House Bill 1630, which passed the Democratic-led chamber on a party line 57-41 vote, also bans openly carried firearms at local government meetings and election-related facilities like county election offices, though people who have concealed pistol licenses would be allowed to carry their concealed weapon.
The bill now heads to the Senate for consideration.
Supporters cited the heightened acrimony over elections and COVID-19 mandates as reasons why the restrictions are needed.
"With all the conspiracy theories and tension that exist around our electoral process, our dedicated election workers do not need to conduct their jobs in fear," said Democratic Rep. April Berg.
She noted that firearms are already prohibited at several designated places statewide, including restricted areas of jails, courtrooms, taverns and commercial airports.
"We should not allow guns in places where we are performing democracy, period," she said.
Republican Rep. Kelly Chambers said the measure unfairly targets those who have concealed pistol licenses, and "hampers their ability to defend themselves."
"It makes the rest of the community less safe when we continue to chip away at the areas in which these law-abiding citizens are able to carry their weapons in a concealed manner," she said.

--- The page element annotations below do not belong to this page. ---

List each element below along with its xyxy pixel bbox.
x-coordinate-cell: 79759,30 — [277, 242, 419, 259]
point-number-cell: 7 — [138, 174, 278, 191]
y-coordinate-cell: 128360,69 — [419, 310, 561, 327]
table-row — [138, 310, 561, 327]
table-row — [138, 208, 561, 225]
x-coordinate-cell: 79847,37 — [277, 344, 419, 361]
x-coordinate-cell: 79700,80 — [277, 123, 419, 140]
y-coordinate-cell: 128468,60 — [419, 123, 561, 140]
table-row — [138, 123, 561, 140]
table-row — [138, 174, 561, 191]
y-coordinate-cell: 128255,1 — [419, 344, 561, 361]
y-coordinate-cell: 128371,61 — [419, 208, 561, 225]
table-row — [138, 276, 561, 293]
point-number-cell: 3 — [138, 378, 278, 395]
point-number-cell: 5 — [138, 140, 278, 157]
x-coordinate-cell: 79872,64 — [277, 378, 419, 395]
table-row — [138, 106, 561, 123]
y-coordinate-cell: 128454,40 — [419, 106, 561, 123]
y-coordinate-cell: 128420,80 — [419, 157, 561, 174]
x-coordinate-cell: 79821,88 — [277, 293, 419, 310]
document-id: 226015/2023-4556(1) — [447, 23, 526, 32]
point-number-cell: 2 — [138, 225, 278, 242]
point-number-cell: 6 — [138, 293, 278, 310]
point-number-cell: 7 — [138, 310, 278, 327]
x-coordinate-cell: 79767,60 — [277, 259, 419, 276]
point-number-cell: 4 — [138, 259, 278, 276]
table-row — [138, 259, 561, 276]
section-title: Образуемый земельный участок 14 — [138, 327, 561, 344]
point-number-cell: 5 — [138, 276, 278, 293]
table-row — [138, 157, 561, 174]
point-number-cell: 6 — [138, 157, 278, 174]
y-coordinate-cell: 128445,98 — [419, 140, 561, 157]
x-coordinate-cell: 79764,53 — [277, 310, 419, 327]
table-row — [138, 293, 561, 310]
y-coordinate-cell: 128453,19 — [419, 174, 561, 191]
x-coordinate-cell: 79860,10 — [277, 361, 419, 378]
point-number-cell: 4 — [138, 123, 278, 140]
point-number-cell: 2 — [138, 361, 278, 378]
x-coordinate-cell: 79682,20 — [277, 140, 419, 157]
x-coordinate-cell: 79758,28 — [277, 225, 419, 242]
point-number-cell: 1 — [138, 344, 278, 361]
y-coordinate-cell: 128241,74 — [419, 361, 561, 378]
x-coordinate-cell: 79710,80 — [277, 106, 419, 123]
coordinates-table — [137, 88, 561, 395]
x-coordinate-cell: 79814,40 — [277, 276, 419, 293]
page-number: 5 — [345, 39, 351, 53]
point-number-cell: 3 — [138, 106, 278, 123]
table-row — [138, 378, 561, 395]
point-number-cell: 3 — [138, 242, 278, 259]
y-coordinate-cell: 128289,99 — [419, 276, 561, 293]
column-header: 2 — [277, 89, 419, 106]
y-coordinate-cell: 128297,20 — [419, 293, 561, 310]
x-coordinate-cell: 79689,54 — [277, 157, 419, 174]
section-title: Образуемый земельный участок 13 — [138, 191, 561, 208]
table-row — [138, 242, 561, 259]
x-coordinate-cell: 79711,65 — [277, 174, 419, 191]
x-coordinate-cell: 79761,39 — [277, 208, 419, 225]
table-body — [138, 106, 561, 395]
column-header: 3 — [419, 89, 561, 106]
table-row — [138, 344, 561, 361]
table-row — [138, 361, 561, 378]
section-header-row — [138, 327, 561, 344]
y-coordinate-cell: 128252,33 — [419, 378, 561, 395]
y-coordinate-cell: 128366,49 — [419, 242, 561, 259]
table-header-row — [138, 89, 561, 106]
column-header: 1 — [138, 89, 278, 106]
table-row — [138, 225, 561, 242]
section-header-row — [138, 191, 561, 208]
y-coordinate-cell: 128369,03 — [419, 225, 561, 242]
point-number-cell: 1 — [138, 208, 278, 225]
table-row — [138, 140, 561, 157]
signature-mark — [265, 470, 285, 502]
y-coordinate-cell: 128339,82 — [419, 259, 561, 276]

Under the bill, it would be illegal to knowingly bring firearms — either openly carried or carried with a concealed pistol license — and other weapons to school board meetings and ballot counting centers. Openly carried weapons would be prohibited at other election-related sites, like elections offices, voting centers and student engagement hubs.
Openly carrying firearms and other weapons would also be prohibited at local government meetings, like city and council meetings. Last year, lawmakers approved a ban on openly carrying guns and other weapons at the Washington state Capitol, part of the Capitol campus and public protests statewide.
Law enforcement is exempt from the restrictions, as are any security personnel hired at a location.
Violation of the law would be a gross misdemeanor, punishable by up to one year in jail and a fine of up to $5,000, or both. Additionally, any person convicted would have their concealed pistol license revoked for three years.
Under the measure, a person must knowingly be in violation of the law in order for the criminal penalty to apply.